さらに今回のような「ホームタウン外での試合開催」も積極的に行われていて、チームと縁のある地方都市でのマッチデー開催がリーグ全体で増えてきている。2022-23シーズンから2023-24シーズンにかけて、観客動員数は右肩上がりで、2023-24シーズンのディビジョン1全試合合計観客数は約40万人に達したとされているよ。
まとめ:ラグビーが「街の誇り」になる日
今回の長崎での一戦、相模原対静岡という対戦カード自体は普通の公式戦だが、その裏にある「地元選手の凱旋」「第2のホーム」「地域ラグビーの未来」といったドラマが重なって、単なる試合以上の意味を持っていたわけだよ。
山下憲太選手が家族の前で渾身のスクラムを組む姿、故郷の後輩たちに「ラグビーってかっこいいぞ」と示す姿——こういう場面がリーグワンをどんどん面白くしていくんだと、おじさんは思っているよ。
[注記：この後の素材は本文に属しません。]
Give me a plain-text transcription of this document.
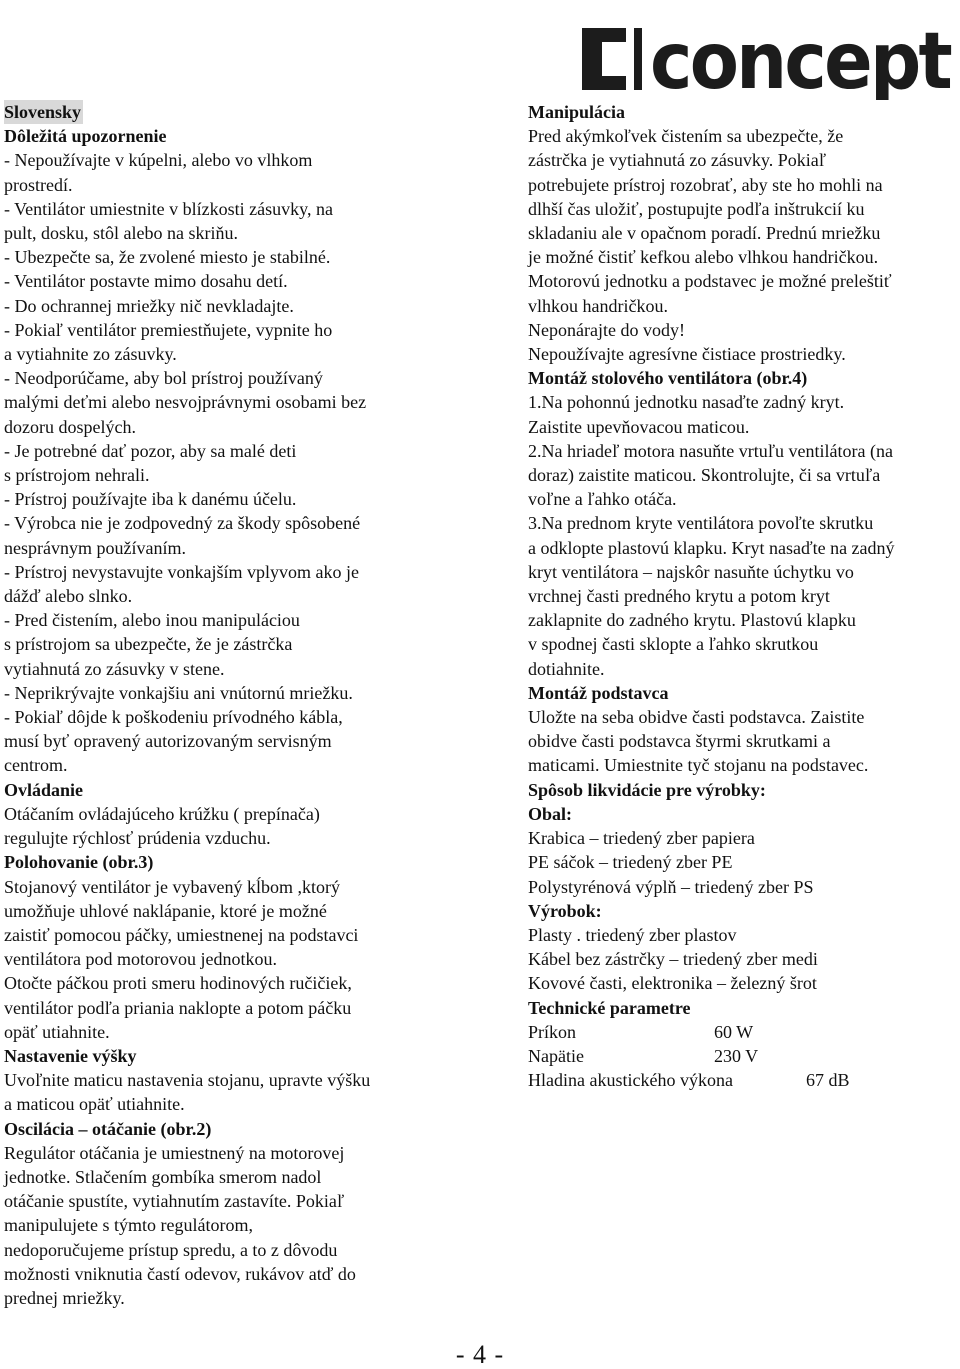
concept
Slovensky
Dôležitá upozornenie
- Nepoužívajte v kúpelni, alebo vo vlhkom
prostredí.
- Ventilátor umiestnite v blízkosti zásuvky, na
pult, dosku, stôl alebo na skriňu.
- Ubezpečte sa, že zvolené miesto je stabilné.
- Ventilátor postavte mimo dosahu detí.
- Do ochrannej mriežky nič nevkladajte.
- Pokiaľ ventilátor premiestňujete, vypnite ho
a vytiahnite zo zásuvky.
- Neodporúčame, aby bol prístroj používaný
malými deťmi alebo nesvojprávnymi osobami bez
dozoru dospelých.
- Je potrebné dať pozor, aby sa malé deti
s prístrojom nehrali.
- Prístroj používajte iba k danému účelu.
- Výrobca nie je zodpovedný za škody spôsobené
nesprávnym používaním.
- Prístroj nevystavujte vonkajším vplyvom ako je
dážď alebo slnko.
- Pred čistením, alebo inou manipuláciou
s prístrojom sa ubezpečte, že je zástrčka
vytiahnutá zo zásuvky v stene.
- Neprikrývajte vonkajšiu ani vnútornú mriežku.
- Pokiaľ dôjde k poškodeniu prívodného kábla,
musí byť opravený autorizovaným servisným
centrom.
Ovládanie
Otáčaním ovládajúceho krúžku ( prepínača)
regulujte rýchlosť prúdenia vzduchu.
Polohovanie (obr.3)
Stojanový ventilátor je vybavený kĺbom ,ktorý
umožňuje uhlové naklápanie, ktoré je možné
zaistiť pomocou páčky, umiestnenej na podstavci
ventilátora pod motorovou jednotkou.
Otočte páčkou proti smeru hodinových ručičiek,
ventilátor podľa priania naklopte a potom páčku
opäť utiahnite.
Nastavenie výšky
Uvoľnite maticu nastavenia stojanu, upravte výšku
a maticou opäť utiahnite.
Oscilácia – otáčanie (obr.2)
Regulátor otáčania je umiestnený na motorovej
jednotke. Stlačením gombíka smerom nadol
otáčanie spustíte, vytiahnutím zastavíte. Pokiaľ
manipulujete s týmto regulátorom,
nedoporučujeme prístup spredu, a to z dôvodu
možnosti vniknutia častí odevov, rukávov atď do
prednej mriežky.
Manipulácia
Pred akýmkoľvek čistením sa ubezpečte, že
zástrčka je vytiahnutá zo zásuvky. Pokiaľ
potrebujete prístroj rozobrať, aby ste ho mohli na
dlhší čas uložiť, postupujte podľa inštrukcií ku
skladaniu ale v opačnom poradí. Prednú mriežku
je možné čistiť kefkou alebo vlhkou handričkou.
Motorovú jednotku a podstavec je možné preleštiť
vlhkou handričkou.
Neponárajte do vody!
Nepoužívajte agresívne čistiace prostriedky.
Montáž stolového ventilátora (obr.4)
1.Na pohonnú jednotku nasaďte zadný kryt.
Zaistite upevňovacou maticou.
2.Na hriadeľ motora nasuňte vrtuľu ventilátora (na
doraz) zaistite maticou. Skontrolujte, či sa vrtuľa
voľne a ľahko otáča.
3.Na prednom kryte ventilátora povoľte skrutku
a odklopte plastovú klapku. Kryt nasaďte na zadný
kryt ventilátora – najskôr nasuňte úchytku vo
vrchnej časti predného krytu a potom kryt
zaklapnite do zadného krytu. Plastovú klapku
v spodnej časti sklopte a ľahko skrutkou
dotiahnite.
Montáž podstavca
Uložte na seba obidve časti podstavca. Zaistite
obidve časti podstavca štyrmi skrutkami a
maticami. Umiestnite tyč stojanu na podstavec.
Spôsob likvidácie pre výrobky:
Obal:
Krabica – triedený zber papiera
PE sáčok – triedený zber PE
Polystyrénová výplň – triedený zber PS
Výrobok:
Plasty . triedený zber plastov
Kábel bez zástrčky – triedený zber medi
Kovové časti, elektronika – železný šrot
Technické parametre
Príkon	60 W
Napätie	230 V
Hladina akustického výkona	67 dB
- 4 -
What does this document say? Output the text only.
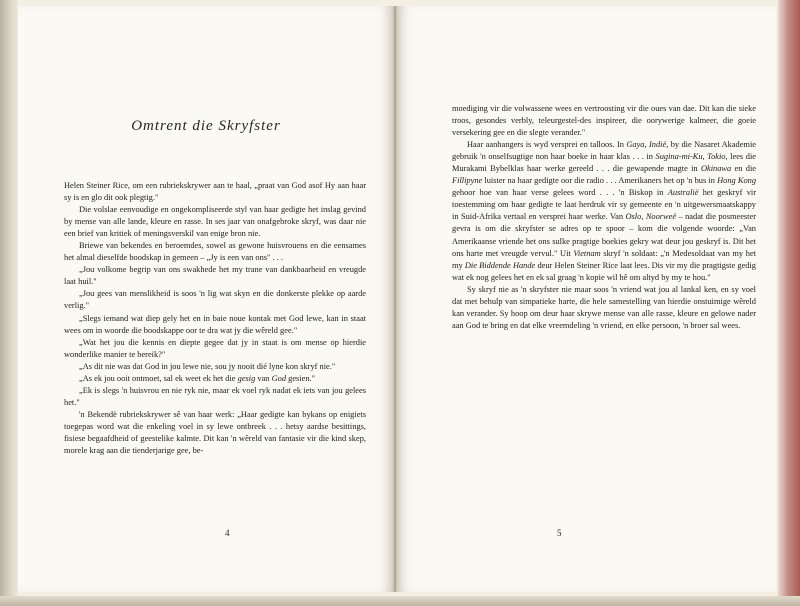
Omtrent die Skryfster

Helen Steiner Rice, om een rubriekskrywer aan te haal, „praat van God asof Hy aan haar sy is en glo dit ook plegtig."

Die volslae eenvoudige en ongekompliseerde styl van haar gedigte het inslag gevind by mense van alle lande, kleure en rasse. In ses jaar van onafgebroke skryf, was daar nie een brief van kritiek of meningsverskil van enige bron nie.

Briewe van bekendes en beroemdes, sowel as gewone huisvrouens en die eensames het almal dieselfde boodskap in gemeen – „Jy is een van ons" . . .

„Jou volkome begrip van ons swakhede het my trane van dankbaarheid en vreugde laat huil."

„Jou gees van menslikheid is soos 'n lig wat skyn en die donkerste plekke op aarde verlig."

„Slegs iemand wat diep gely het en in baie noue kontak met God lewe, kan in staat wees om in woorde die boodskappe oor te dra wat jy die wêreld gee."

„Wat het jou die kennis en diepte gegee dat jy in staat is om mense op hierdie wonderlike manier te bereik?"

„As dit nie was dat God in jou lewe nie, sou jy nooit dié lyne kon skryf nie."

„As ek jou ooit ontmoet, sal ek weet ek het die gesig van God gesien."

„Ek is slegs 'n huisvrou en nie ryk nie, maar ek voel ryk nadat ek iets van jou gelees het."

'n Bekendë rubriekskrywer sê van haar werk: „Haar gedigte kan bykans op enigiets toegepas word wat die enkeling voel in sy lewe ontbreek . . . hetsy aardse besittings, fisiese begaafdheid of geestelike kalmte. Dit kan 'n wêreld van fantasie vir die kind skep, morele krag aan die tienderjarige gee, be-

moediging vir die volwassene wees en vertroosting vir die oues van dae. Dit kan die sieke troos, gesondes verbly, teleurgestel-des inspireer, die oorywerige kalmeer, die goeie versekering gee en die slegte verander."

Haar aanhangers is wyd versprei en talloos. In Gaya, Indië, by die Nasaret Akademie gebruik 'n onselfsugtige non haar boeke in haar klas . . . in Sugina-mi-Ku, Tokio, lees die Murakami Bybelklas haar werke gereeld . . . die gewapende magte in Okinawa en die Fillipyne luister na haar gedigte oor die radio . . . Amerikaners het op 'n bus in Hong Kong gehoor hoe van haar verse gelees word . . . 'n Biskop in Australië het geskryf vir toestemming om haar gedigte te laat herdruk vir sy gemeente en 'n uitgewersmaatskappy in Suid-Afrika vertaal en versprei haar werke. Van Oslo, Noorweë – nadat die posmeester gevra is om die skryfster se adres op te spoor – kom die volgende woorde: „Van Amerikaanse vriende het ons sulke pragtige boekies gekry wat deur jou geskryf is. Dit het ons harte met vreugde vervul." Uit Vietnam skryf 'n soldaat: „'n Medesoldaat van my het my Die Biddende Hande deur Helen Steiner Rice laat lees. Dis vir my die pragtigste gedig wat ek nog gelees het en ek sal graag 'n kopie wil hê om altyd by my te hou."

Sy skryf nie as 'n skryfster nie maar soos 'n vriend wat jou al lankal ken, en sy voel dat met behulp van simpatieke harte, die hele samestelling van hierdie onstuimige wêreld kan verander. Sy hoop om deur haar skrywe mense van alle rasse, kleure en gelowe nader aan God te bring en dat elke vreemdeling 'n vriend, en elke persoon, 'n broer sal wees.

4	5
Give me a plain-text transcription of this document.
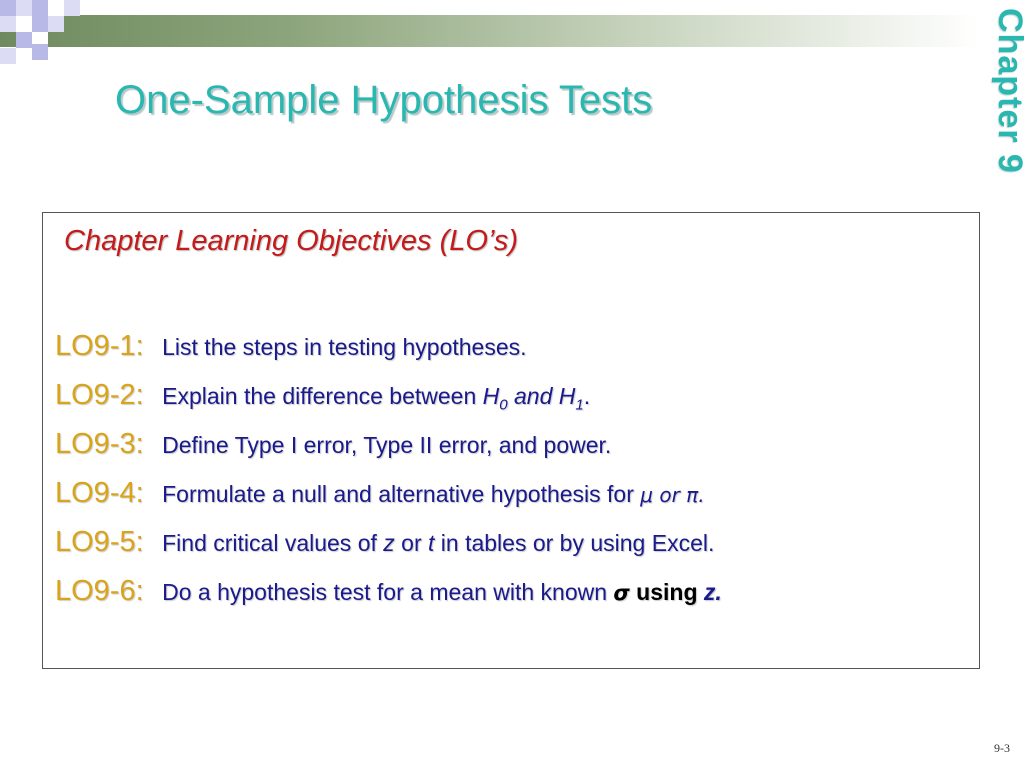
One-Sample Hypothesis Tests	Chapter 9
Chapter Learning Objectives (LO’s)
LO9-1: List the steps in testing hypotheses.
LO9-2: Explain the difference between $H_0$ and $H_1$.
LO9-3: Define Type I error, Type II error, and power.
LO9-4: Formulate a null and alternative hypothesis for μ or π.
LO9-5: Find critical values of z or t in tables or by using Excel.
LO9-6: Do a hypothesis test for a mean with known σ using z.
9-3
まだリーグワンを生で見たことがない君、一度スタジアムに行ってみないか?あの地響きのようなスクラムの音、タックルの迫力は、テレビでは絶対に伝わらないからね。おじさんが保証するよ。
おじさんの豆知識コーナー:ラグビーと長崎の意外な縁
おじさんに言わせれば、長崎とラグビーの縁は実は古くてね。長崎県は九州でも有数のラグビー盛んな地域で、長崎北陽台高校は全国高校ラグビー大会(通称・花園)に1979年の第59回大会から出場を重ねてきた強豪校だよ。九州のラグビー人口は全国でも上位で、2023年度の日本ラグビーフットボール協会の登録者数データによると、九州各県合計の登録競技者は全国登録者数約9万人のうち約1.5万人を占めている。
そして「プロップ」というポジション名、由来を知ってるかい?英語の “prop forward” から来ていて、スクラムで他の選手を「支える・支柱となる(prop up)」役割からきてるんだ。スクラム最前列の左右に位置し、体重110kg以上の選手が多い超パワーポジションだよ。地味に見えるが、スクラムの優劣がゲームの流れを決めることも多い。プロップなくしてラグビーなし、と言っても過言じゃないんだ。